One of TooGood's sculptures in the display
One of the biggest challenges Selfridges had to deal with was the Agender environment. Operating without the signage that guides customers to the conventional aisles was not easy, and the store turned to Faye Toogood, an interior designer who worked for Hermes, Comme des Garcons, Kenzo and Alexander McQueen. "I wanted a very neutral space. A series of sculptures served me as models, but asexual models. I convinced Selfridges to package the products in white canvas, to avoid any brand, any reference to both genres,"she says. "It's a whole new life-size experience for us, a new business environment," says Linda Hewson . It could be a prerequisite space in the future. Or is it to develop what already exists? For the first time, our buyers have mixed categories of items and prices. It will be interesting to see the impact on the rest of the purchases.
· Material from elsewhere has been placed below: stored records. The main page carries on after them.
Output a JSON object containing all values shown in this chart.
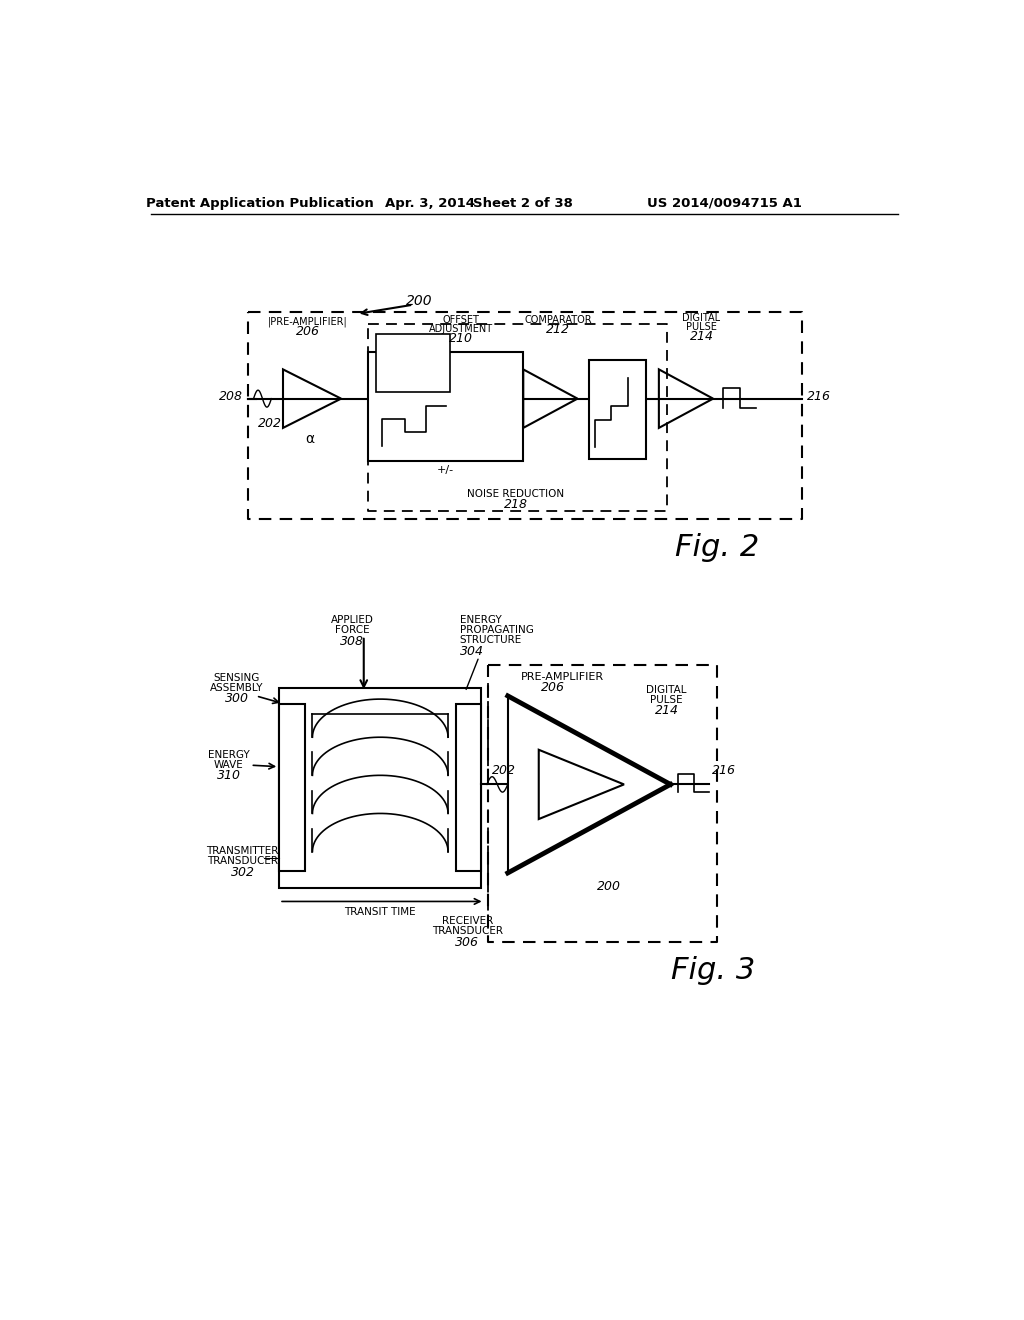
{
  "bg_color": "#ffffff",
  "header_left": "Patent Application Publication",
  "header_date": "Apr. 3, 2014",
  "header_sheet": "Sheet 2 of 38",
  "header_patent": "US 2014/0094715 A1"
}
We have always experienced this sectorization. Perhaps all of this should become more fluid. Maybe we should create rays that speak more about identity and personality. "
For Monica Pascarella of Luisa Via Roma, however "It's the future. The lines will become more and more blurred, and there will be less and less difference between the genre collections. Even the appearances of men and women tend to be closer: thinness, impeccable eyebrows, light makeup for everyone ... The list goes on and on. " " Traders will have to evolve in step with their customers, as they have already done in other areas as fashion," observes Marshal Cohen, manager of industry analysis for NPD, referring to the way young buy technology products and sportswear."Teens and young adults do their shopping together, regardless of gender. This clearly plays a role for fashion." But the day when the big brands will reason this way, and will go far beyond an ephemeral shop, has not arrived yet. "Lane Crawford is not very interesting," says Lianna Mann. "This is not really our concern," said a spokesman for US giant Neiman Marcus.